We finished John's Gospel this evening, the final three chapters, and will start the Letters next time. He said that John's Jesus is capable of bearing his own cross without the help of Simon the Cyrenian. He said the inscription is a four-fold tradition but John's detail, the listing of the languages in which it appeared, is the mark of an eyewitness. I wanted to ask, when John describes how Jesus' garments were divvied up, whether John had the same misunderstanding of Jewish poetry as Matthew, taking it literally. But I didn't. Instead it was about how, all of a sudden, John has a bunch of Scriptures that Jesus' death is fulfilling.

Now, Joseph of Arimathea and Nicodemus do such a proper job preparing Jesus' body for burial that there's no need for the women to return in a couple of days' time to do it. So John has only Mary Magdalene come back, even though in 20:2 she speaks in the first person plural ("we don't know where they have put him!"). Kostenberger follows Morris in thinking that Mary Magdalen hardly went to the tomb alone, while it was still dark, with a religious festival in progress. (cf. NAB footnote). And whatever rivalry appears between Peter and the Beloved Disciple is put down to the founding of their respective communities, that the community which produced the Fourth Gospel was associated historically with the Beloved Disciple. The belief in 20:8 is tempered with a lack of understanding in verse 9.

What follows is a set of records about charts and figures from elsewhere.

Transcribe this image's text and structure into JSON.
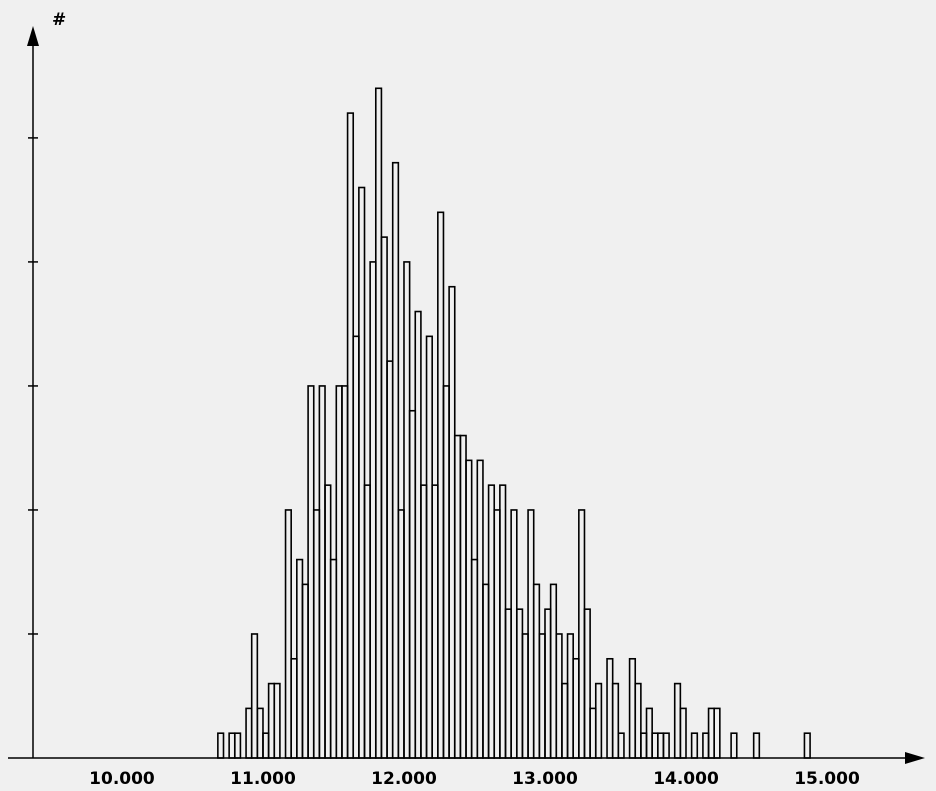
{
  "chart_data": {
    "type": "histogram",
    "y_label": "#",
    "bins": [
      10.68,
      10.72,
      10.76,
      10.8,
      10.84,
      10.88,
      10.92,
      10.96,
      11,
      11.04,
      11.08,
      11.12,
      11.16,
      11.2,
      11.24,
      11.28,
      11.32,
      11.36,
      11.4,
      11.44,
      11.48,
      11.52,
      11.56,
      11.6,
      11.64,
      11.68,
      11.72,
      11.76,
      11.8,
      11.84,
      11.88,
      11.92,
      11.96,
      12,
      12.04,
      12.08,
      12.12,
      12.16,
      12.2,
      12.24,
      12.28,
      12.32,
      12.36,
      12.4,
      12.44,
      12.48,
      12.52,
      12.56,
      12.6,
      12.64,
      12.68,
      12.72,
      12.76,
      12.8,
      12.84,
      12.88,
      12.92,
      12.96,
      13,
      13.04,
      13.08,
      13.12,
      13.16,
      13.2,
      13.24,
      13.28,
      13.32,
      13.36,
      13.4,
      13.44,
      13.48,
      13.52,
      13.56,
      13.6,
      13.64,
      13.68,
      13.72,
      13.76,
      13.8,
      13.84,
      13.88,
      13.92,
      13.96,
      14,
      14.04,
      14.08,
      14.12,
      14.16,
      14.2,
      14.24,
      14.28,
      14.32,
      14.36,
      14.4,
      14.44,
      14.48,
      14.52,
      14.56,
      14.6,
      14.64,
      14.68,
      14.72,
      14.76,
      14.8,
      14.84,
      14.88
    ],
    "values": [
      1,
      0,
      1,
      1,
      0,
      2,
      5,
      2,
      1,
      3,
      3,
      0,
      10,
      4,
      8,
      7,
      15,
      10,
      15,
      11,
      8,
      15,
      15,
      26,
      17,
      23,
      11,
      20,
      27,
      21,
      16,
      24,
      10,
      20,
      14,
      18,
      11,
      17,
      11,
      22,
      15,
      19,
      13,
      13,
      12,
      8,
      12,
      7,
      11,
      10,
      11,
      6,
      10,
      6,
      5,
      10,
      7,
      5,
      6,
      7,
      5,
      3,
      5,
      4,
      10,
      6,
      2,
      3,
      0,
      4,
      3,
      1,
      0,
      4,
      3,
      1,
      2,
      1,
      1,
      1,
      0,
      3,
      2,
      0,
      1,
      0,
      1,
      2,
      2,
      0,
      0,
      1,
      0,
      0,
      0,
      1,
      0,
      0,
      0,
      0,
      0,
      0,
      0,
      0,
      1
    ],
    "color": "#000000",
    "xlim": [
      9.369,
      15.695
    ],
    "xticks": [
      {
        "value": 10,
        "label": "10.000"
      },
      {
        "value": 11,
        "label": "11.000"
      },
      {
        "value": 12,
        "label": "12.000"
      },
      {
        "value": 13,
        "label": "13.000"
      },
      {
        "value": 14,
        "label": "14.000"
      },
      {
        "value": 15,
        "label": "15.000"
      }
    ],
    "ylim": [
      0,
      29.35
    ],
    "yticks": [
      5,
      10,
      15,
      20,
      25
    ]
  }
}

Then, so, the idea that Jesus' resurrected body isn't readily recognizable by Mary (or the disciples on the road of Emmaus) until he calls her name (cf. John 10:3). And he really thinks the Gospel ended with chapter 20 because Thomas' affirmation of Jesus as "My Lord and my God" was a title reserved for Caesar, even though there aren't any extant manuscripts with only 20 chapters.

One lady asked how much time elapsed between the first post-resurrection appearance and the last. And we went into the tradition of it being forty days between the resurrection and the ascension but it could have been as much as a year. The point is that Jesus' followers had experiences of him after his death. And she wondered whether he appeared only to pious people so we reminded her of the Damascus Road experience. Paul was hardly yet believing. And my Scofield Bible had a handy table of post-resurrection and post-ascension appearances of the Lord. (The table is not a part of the original 1917 notes.) And her concern was about alleged appearances of Jesus to people in our own day and time and whether these could be credible. Everyone pretty much said such appearances weren't likely to be genuine.

We moved on to chapter 21 which in my Bible, and in many others, is subtitled "Epilogue." It occurred to me that the text is a reworked "call" (cf. Luke 5). That the story turns over upon itself, repeating again with each new generation. We didn't get into the agape/phileo discussion for which I was grateful because I don't think there's anything there. Scofield's notes do actually dip into that. Jim remarked on the NAB footnote which I think he found schizophrenic, at best. And he told us that even though this study may have been the deepest we've been in the Gospel to date, it only scratched the surface and encouraged us to go to earlychristianwritings.com or someplace and read early sermons for even broader interpretations.

1 comment:

Kathleen@so much to say, so little time said...

Very interesting perspectives on the Gospel. Thanks for sharing!